Where I Got It: Own it.
Who I Recommend This To: Great for kids, teens, & adults – lots of humor with some serious bits mixed in.
Publisher: HarperCollins (2004)
Length: 375 pages
Series: Tiffany Aching Saga Book 1
Tiffany Aching is 9 year old, lives on a sheep farm on the chalk, makes excellent cheese, and has a questioning mind. Her recently deceased Granny Aching was a powerful figure in her young life, filling the silences with simple things and the smell of Jolly Sailor tobacco and Special Sheep Liniment. This adventure starts simply enough with Tiffany whacking Jenny Green Teeth with a frying pan for trying to steal her little baby brother. That is followed up with Tiffany guilting and scaring the Nac Mac Feegle (AKA the Wee Free Men) into doing chores. However, the pleasant days of sheep shearing are disrupted when baby brother Wentworth goes missing; and Tiffany has a strong suspicion of who is responsible.
I’ve read this book perhaps 4 times over the past few years. It makes me laugh, a lot, out loud. My man is terribly tired of me reading bits out to him while giggling, especially when I am trying to do a Feegle accent. Terrible, terrible. Tiffany is so easy to connect with, and root for. The mix of humor and moments of seriousness is perfect, creating a story that I can return to again and again. The Feegles are 6 inches or shorter, generally drunk, quick to lift stuff, and fiercely loyal once attached to a person or cause. They are also the source of much of my amusement.
Tiffany herself is not shy about swinging that frying pan around either. She is always thinking, which turns out to be key for saving the day in this book. Her Granny Aching provided some of the most poignant scenes in the book, even though she is dead. Her deep, yet simple, connection to her granddaughter was key in shaping the young lady she is to become. Also, both Tiffany and Granny Aching are incredibly practical people; I like their boots.

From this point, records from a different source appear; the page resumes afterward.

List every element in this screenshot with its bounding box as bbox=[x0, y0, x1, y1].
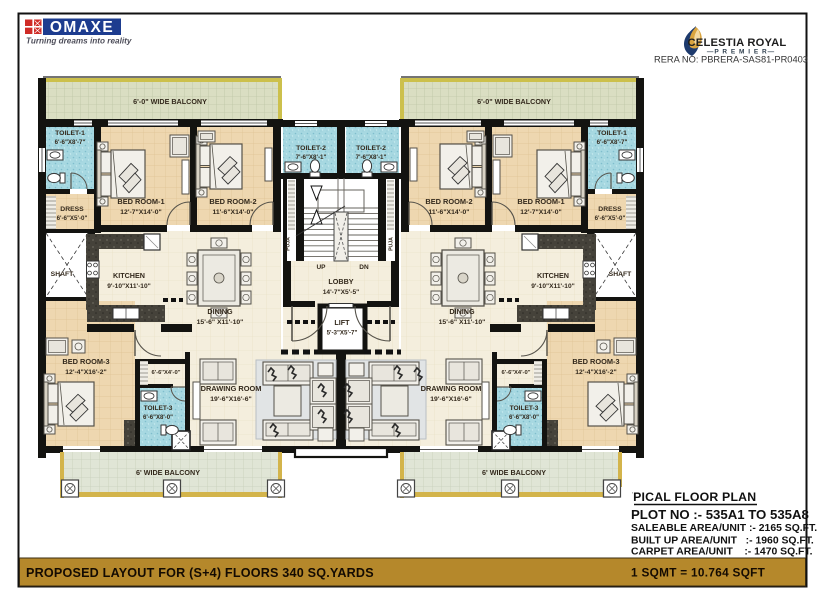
svg-text:BED ROOM-3: BED ROOM-3 bbox=[572, 357, 619, 366]
svg-text:TYPICAL FLOOR PLAN: TYPICAL FLOOR PLAN bbox=[617, 490, 756, 504]
svg-text:6'-6"X8'-0": 6'-6"X8'-0" bbox=[143, 415, 173, 421]
svg-text:TOILET-1: TOILET-1 bbox=[55, 130, 85, 137]
svg-text:TOILET-2: TOILET-2 bbox=[356, 145, 386, 152]
svg-text:BED ROOM-3: BED ROOM-3 bbox=[62, 357, 109, 366]
svg-text:14'-7"X5'-5": 14'-7"X5'-5" bbox=[323, 289, 360, 296]
svg-text:BED ROOM-2: BED ROOM-2 bbox=[209, 197, 256, 206]
svg-text:PUJA: PUJA bbox=[389, 237, 395, 251]
svg-text:7'-6"X8'-1": 7'-6"X8'-1" bbox=[356, 154, 387, 161]
svg-text:12'-4"X16'-2": 12'-4"X16'-2" bbox=[575, 369, 616, 376]
svg-text:TOILET-3: TOILET-3 bbox=[510, 405, 539, 412]
svg-text:DINING: DINING bbox=[449, 307, 475, 316]
svg-text:CARPET AREA/UNIT :- 1470 SQ: CARPET AREA/UNIT :- 1470 SQ.FT. bbox=[631, 547, 813, 558]
svg-text:LOBBY: LOBBY bbox=[328, 277, 353, 286]
svg-text:TOILET-2: TOILET-2 bbox=[296, 145, 326, 152]
svg-text:PLOT NO :- 535A1 TO 535A8: PLOT NO :- 535A1 TO 535A8 bbox=[631, 507, 809, 522]
svg-text:6'-6''X4'-0'': 6'-6''X4'-0'' bbox=[502, 370, 532, 376]
svg-text:OMAXE: OMAXE bbox=[50, 19, 114, 36]
svg-text:11'-6"X14'-0": 11'-6"X14'-0" bbox=[428, 209, 469, 216]
svg-text:BED ROOM-1: BED ROOM-1 bbox=[517, 197, 564, 206]
svg-text:12'-7"X14'-0": 12'-7"X14'-0" bbox=[520, 209, 561, 216]
svg-text:DRESS: DRESS bbox=[60, 206, 84, 213]
svg-text:SHAFT: SHAFT bbox=[609, 271, 633, 278]
svg-text:RERA NO: PBRERA-SAS81-PR0403: RERA NO: PBRERA-SAS81-PR0403 bbox=[654, 55, 808, 65]
svg-text:SALEABLE AREA/UNIT :- 2165 SQ.: SALEABLE AREA/UNIT :- 2165 SQ.FT. bbox=[631, 523, 817, 534]
svg-text:DRESS: DRESS bbox=[598, 206, 622, 213]
svg-text:BUILT UP AREA/UNIT :- 1960 S: BUILT UP AREA/UNIT :- 1960 SQ.FT. bbox=[631, 536, 814, 547]
svg-text:PROPOSED LAYOUT FOR (S+4) FLOO: PROPOSED LAYOUT FOR (S+4) FLOORS 340 SQ.… bbox=[26, 566, 374, 580]
svg-text:9'-10"X11'-10": 9'-10"X11'-10" bbox=[531, 283, 574, 290]
svg-text:BED ROOM-1: BED ROOM-1 bbox=[117, 197, 164, 206]
svg-text:5'-3"X5'-7": 5'-3"X5'-7" bbox=[327, 330, 358, 337]
svg-text:DRAWING ROOM: DRAWING ROOM bbox=[201, 384, 262, 393]
svg-text:6' WIDE BALCONY: 6' WIDE BALCONY bbox=[482, 468, 546, 477]
svg-text:6'-0" WIDE BALCONY: 6'-0" WIDE BALCONY bbox=[477, 97, 551, 106]
svg-text:6'-6"X5'-0": 6'-6"X5'-0" bbox=[595, 215, 626, 222]
svg-text:Turning dreams into reality: Turning dreams into reality bbox=[26, 37, 132, 46]
svg-text:19'-6"X16'-6": 19'-6"X16'-6" bbox=[210, 396, 251, 403]
svg-text:6'-6"X8'-7": 6'-6"X8'-7" bbox=[55, 139, 86, 146]
svg-text:7'-6"X8'-1": 7'-6"X8'-1" bbox=[296, 154, 327, 161]
svg-text:11'-6"X14'-0": 11'-6"X14'-0" bbox=[212, 209, 253, 216]
svg-text:6'-6"X8'-0": 6'-6"X8'-0" bbox=[509, 415, 539, 421]
svg-text:DN: DN bbox=[359, 264, 369, 271]
svg-text:6'-6"X5'-0": 6'-6"X5'-0" bbox=[57, 215, 88, 222]
svg-text:SHAFT: SHAFT bbox=[51, 271, 75, 278]
svg-text:UP: UP bbox=[316, 264, 326, 271]
svg-text:LIFT: LIFT bbox=[334, 318, 350, 327]
svg-text:6'-6''X4'-0'': 6'-6''X4'-0'' bbox=[152, 370, 182, 376]
svg-text:KITCHEN: KITCHEN bbox=[113, 271, 145, 280]
svg-text:BED ROOM-2: BED ROOM-2 bbox=[425, 197, 472, 206]
svg-text:12'-7"X14'-0": 12'-7"X14'-0" bbox=[120, 209, 161, 216]
svg-text:12'-4"X16'-2": 12'-4"X16'-2" bbox=[65, 369, 106, 376]
svg-text:15'-6" X11'-10": 15'-6" X11'-10" bbox=[439, 319, 486, 326]
svg-text:15'-6" X11'-10": 15'-6" X11'-10" bbox=[197, 319, 244, 326]
svg-text:6' WIDE BALCONY: 6' WIDE BALCONY bbox=[136, 468, 200, 477]
svg-text:9'-10"X11'-10": 9'-10"X11'-10" bbox=[107, 283, 150, 290]
svg-text:DINING: DINING bbox=[207, 307, 233, 316]
svg-text:PUJA: PUJA bbox=[286, 237, 292, 251]
svg-text:6'-6"X8'-7": 6'-6"X8'-7" bbox=[597, 139, 628, 146]
svg-text:CELESTIA ROYAL: CELESTIA ROYAL bbox=[688, 37, 787, 49]
svg-text:TOILET-1: TOILET-1 bbox=[597, 130, 627, 137]
svg-text:TOILET-3: TOILET-3 bbox=[144, 405, 173, 412]
svg-text:KITCHEN: KITCHEN bbox=[537, 271, 569, 280]
svg-text:1 SQMT = 10.764 SQFT: 1 SQMT = 10.764 SQFT bbox=[631, 566, 766, 580]
svg-text:DRAWING ROOM: DRAWING ROOM bbox=[421, 384, 482, 393]
svg-text:19'-6"X16'-6": 19'-6"X16'-6" bbox=[430, 396, 471, 403]
svg-text:6'-0" WIDE BALCONY: 6'-0" WIDE BALCONY bbox=[133, 97, 207, 106]
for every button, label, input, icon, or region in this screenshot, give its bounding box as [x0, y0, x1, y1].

Terry Pratchett did the Discworld universe and his fans a service when he created Tiffany Aching and the Nac Mac Feegle – thank you Sir Pratchett!
For deeper discussion of this book, check out the read along posts:
What I Liked: The endless humor; sneaky word play; Tiffany’s practicality and determination; bloomers used as a parachute; new vocabulary word: gazunder; Granny Aching; the ending.
What I Disliked: Nothing to put here – this is truly one of my fave books of all time.